Outro dia falei com um grande ator e amigo e ele, em Minas, de frente à praça e de costas para a igreja, confessava, chorando e rindo ao mesmo tempo, o seu amor perdido e o seu sentimento infinito de fracasso.

Um grande ator desempregado, um ator popular maldito pela ignorância de muitos, interpretava no telefone público um dos seus personagens prediletos.

Macbeth, era dos trágicos o que ele mais havia decorado os textos.

Ele tinha naquele momento perdido a sua mulher, depois de uma briga por não ter conseguido o papel do jardineiro assassino em um filme de grande produção que começava a ser rodado ali, na praça, na sua frente, em sua cidade.

Ouço o seu lamento e fico imaginando o quanto seria bom para o nosso país, para o nosso povo, se os artistas independentes pudessem dispor de pequenas quantias e espaços pequenos para produzir e expor os seus grandes projetos.
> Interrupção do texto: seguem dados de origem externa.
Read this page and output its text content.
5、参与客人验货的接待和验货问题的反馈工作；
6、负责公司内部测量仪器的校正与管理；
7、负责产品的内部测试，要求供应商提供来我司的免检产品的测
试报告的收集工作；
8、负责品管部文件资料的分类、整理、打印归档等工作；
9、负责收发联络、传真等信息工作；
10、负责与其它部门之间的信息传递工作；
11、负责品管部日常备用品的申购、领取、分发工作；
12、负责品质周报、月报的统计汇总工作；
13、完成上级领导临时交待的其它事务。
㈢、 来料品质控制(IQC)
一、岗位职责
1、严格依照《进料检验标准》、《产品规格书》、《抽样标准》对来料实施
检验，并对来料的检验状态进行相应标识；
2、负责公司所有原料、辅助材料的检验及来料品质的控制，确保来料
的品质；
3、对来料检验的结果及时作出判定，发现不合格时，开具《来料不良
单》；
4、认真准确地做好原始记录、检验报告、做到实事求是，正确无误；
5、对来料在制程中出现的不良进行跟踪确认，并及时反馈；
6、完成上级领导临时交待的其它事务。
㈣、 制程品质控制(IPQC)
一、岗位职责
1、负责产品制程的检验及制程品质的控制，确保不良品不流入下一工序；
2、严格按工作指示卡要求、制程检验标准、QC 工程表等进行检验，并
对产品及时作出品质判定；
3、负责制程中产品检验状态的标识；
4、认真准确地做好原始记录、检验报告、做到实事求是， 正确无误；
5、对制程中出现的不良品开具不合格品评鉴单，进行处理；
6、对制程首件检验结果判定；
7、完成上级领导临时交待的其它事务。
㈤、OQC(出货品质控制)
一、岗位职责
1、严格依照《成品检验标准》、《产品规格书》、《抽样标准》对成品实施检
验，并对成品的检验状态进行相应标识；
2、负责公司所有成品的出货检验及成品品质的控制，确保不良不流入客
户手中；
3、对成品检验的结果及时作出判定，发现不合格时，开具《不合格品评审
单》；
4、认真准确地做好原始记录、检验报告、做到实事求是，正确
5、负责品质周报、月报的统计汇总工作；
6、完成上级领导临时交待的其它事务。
- Preferiram aquele canastrão da novela!

Disse-me ele já encenando na rua, com o telefone na mão como se fosse um punhal, interpretando um dos personagens de Shakespeare que ele mais ensaiava nos seus diálogos com o espelho:

- “Se tivesse eu morrido uma hora antes deste acontecimento, teria tido uma vida um pouco mais feliz!... Mas a partir deste instante, nada há mais que seja sério no destino humano: tudo é brinquedo; a glória e a graça morreram; o vinho da vida foi derramado e no fundo da adega só sobraram às fezes! Quem pode ser sábio e idiota, moderado e furioso, leal e indiferente? Ninguém! O ímpeto do meu violento amor deixou para trás a lenta razão. Ali estão os meus assassinos, empapados nas cores da própria profissão, com as adagas monstruosamente embainhadas no sangue da traição...”.
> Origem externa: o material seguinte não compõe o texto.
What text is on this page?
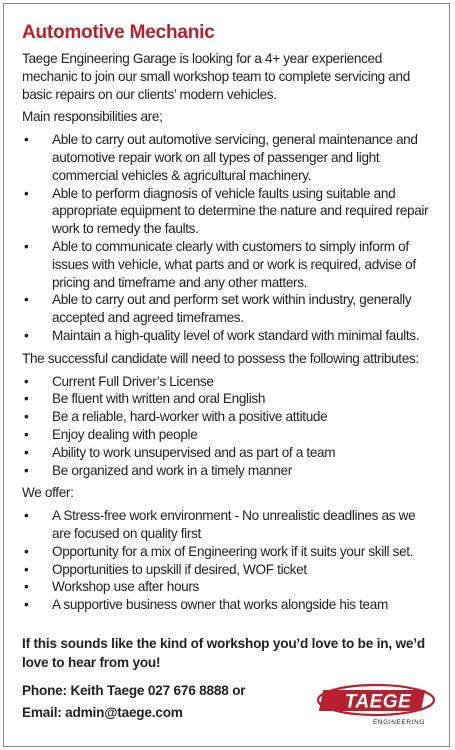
Automotive Mechanic

Taege Engineering Garage is looking for a 4+ year experienced mechanic to join our small workshop team to complete servicing and basic repairs on our clients’ modern vehicles.

Main responsibilities are;

• Able to carry out automotive servicing, general maintenance and automotive repair work on all types of passenger and light commercial vehicles & agricultural machinery.
• Able to perform diagnosis of vehicle faults using suitable and appropriate equipment to determine the nature and required repair work to remedy the faults.
• Able to communicate clearly with customers to simply inform of issues with vehicle, what parts and or work is required, advise of pricing and timeframe and any other matters.
• Able to carry out and perform set work within industry, generally accepted and agreed timeframes.
• Maintain a high-quality level of work standard with minimal faults.

The successful candidate will need to possess the following attributes:

• Current Full Driver’s License
• Be fluent with written and oral English
• Be a reliable, hard-worker with a positive attitude
• Enjoy dealing with people
• Ability to work unsupervised and as part of a team
• Be organized and work in a timely manner

We offer:

• A Stress-free work environment - No unrealistic deadlines as we are focused on quality first
• Opportunity for a mix of Engineering work if it suits your skill set.
• Opportunities to upskill if desired, WOF ticket
• Workshop use after hours
• A supportive business owner that works alongside his team
If this sounds like the kind of workshop you’d love to be in, we’d love to hear from you!
Phone: Keith Taege 027 676 8888 or
Email: admin@taege.com	TAEGE
ENGINEERING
Ele tinha por habito ensaiar trechos retirados aleatoriamente de algum dos famosos personagens do dramaturgo inglês, todos os dias, em frente ao grande espelho que havia no seu quarto. Ele sempre iniciava a encenação com uma adaptação daquela famosa e popular frase de Napoleão: “Destes versos, do inesquecível bardo, mais de 400 anos vos contemplam”.

- A última vez que representei este poema estava andando pela rua quando cheguei à porta do cemitério, dizia-me ele ao telefone: Entrei pelos corredores frios de cruzes e anjos, pedindo aos mortos uma luz, um caminho, que pudesse me livrar dessa terrível miséria, mas nada ouvi, nada me foi dito ou mostrado... Então largou o telefone no ar...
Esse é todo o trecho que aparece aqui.